The report, which is titled The Business Case for Letting High-End Tax Cuts Expire, contends that rather than extending the high-end tax cuts, Congress should build on constructive action like the Small Business Jobs Act and infrastructure investment needed to create jobs and be competitive in the global economy.
Rick Poore, Owner of Design Wear Inc. in Lincoln, Nebraska, made the case for stimulating demand rather than stimulating more production: “As a fellow businessman once told me, ‘Give me more customers and I’ll be forced to buy equipment and hire people to meet demand. Give me a tax break without more customers and I’ll just go to Aruba.’ ”
The following is a synopsis of the report’s findings:
- Small business hiring is driven by customer demand, not tax rates.
- Job growth was much better before the tax cuts. – The Bush administration created just 1.1 million jobs net, while the Clinton administration created 22.7 million.
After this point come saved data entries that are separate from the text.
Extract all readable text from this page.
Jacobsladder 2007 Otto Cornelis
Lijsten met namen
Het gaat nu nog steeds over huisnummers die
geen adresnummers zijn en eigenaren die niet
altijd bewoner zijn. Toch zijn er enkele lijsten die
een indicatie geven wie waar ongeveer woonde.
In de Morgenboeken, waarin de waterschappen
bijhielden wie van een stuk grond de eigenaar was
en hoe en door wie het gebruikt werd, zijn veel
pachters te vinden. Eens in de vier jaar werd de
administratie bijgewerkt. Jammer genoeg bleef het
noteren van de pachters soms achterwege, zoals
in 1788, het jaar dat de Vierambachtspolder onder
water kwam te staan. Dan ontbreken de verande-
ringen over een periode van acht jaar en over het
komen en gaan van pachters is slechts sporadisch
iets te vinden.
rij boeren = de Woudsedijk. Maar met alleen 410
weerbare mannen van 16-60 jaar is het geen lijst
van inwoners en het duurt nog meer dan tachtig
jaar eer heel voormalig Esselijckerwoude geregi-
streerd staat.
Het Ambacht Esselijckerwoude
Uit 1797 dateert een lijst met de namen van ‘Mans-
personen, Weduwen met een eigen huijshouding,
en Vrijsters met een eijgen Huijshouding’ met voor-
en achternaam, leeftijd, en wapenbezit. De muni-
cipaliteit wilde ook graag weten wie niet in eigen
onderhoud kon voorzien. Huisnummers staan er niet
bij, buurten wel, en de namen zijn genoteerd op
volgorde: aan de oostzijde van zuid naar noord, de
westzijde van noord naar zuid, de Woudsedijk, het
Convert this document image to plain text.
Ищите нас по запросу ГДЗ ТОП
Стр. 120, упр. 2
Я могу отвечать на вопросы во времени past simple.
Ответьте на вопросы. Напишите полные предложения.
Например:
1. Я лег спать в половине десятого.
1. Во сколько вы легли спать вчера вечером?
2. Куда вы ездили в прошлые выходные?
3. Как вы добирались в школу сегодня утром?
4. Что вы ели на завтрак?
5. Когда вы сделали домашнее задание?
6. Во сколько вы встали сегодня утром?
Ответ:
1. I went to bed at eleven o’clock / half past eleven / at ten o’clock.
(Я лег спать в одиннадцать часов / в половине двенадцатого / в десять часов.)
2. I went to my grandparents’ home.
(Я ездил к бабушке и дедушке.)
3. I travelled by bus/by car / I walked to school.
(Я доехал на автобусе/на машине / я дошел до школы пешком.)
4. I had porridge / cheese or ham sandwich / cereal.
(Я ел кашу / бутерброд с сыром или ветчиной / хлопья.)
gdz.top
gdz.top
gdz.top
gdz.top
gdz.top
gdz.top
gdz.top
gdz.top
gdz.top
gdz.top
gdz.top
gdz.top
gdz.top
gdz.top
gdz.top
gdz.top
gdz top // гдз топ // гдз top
- High-income households will get substantially more than middle-income households from the “middle-class tax cuts.”
- Few actual small business owners are in top tax brackets – Less than 3% of tax filers with any business income make over $200,000 (individuals) or $250,000 (couples) a year, and that’s counting hedge fund investors, big business lobbyists, and other non-small business owners.
- Continuing the longer eligibility period for unemployment insurance benefits is better for the economy that lowering the top tax rates.
- If Wall Street tax cuts trickled down, Main Street wouldn’t be in an economic drought.
South Carolina Small Business Chamber of Commerce CEO Frank Knapp said, "Extending the high-end Bush tax cuts serves Wall Street and K Street lobbyists, not Main Street shop owners. Politicians should not use us to justify a very bad business decision."
The report and a related petition are available here. According to their press release, “Business for Shared Prosperity is an independent network of forward-thinking business owners, executives and investors.”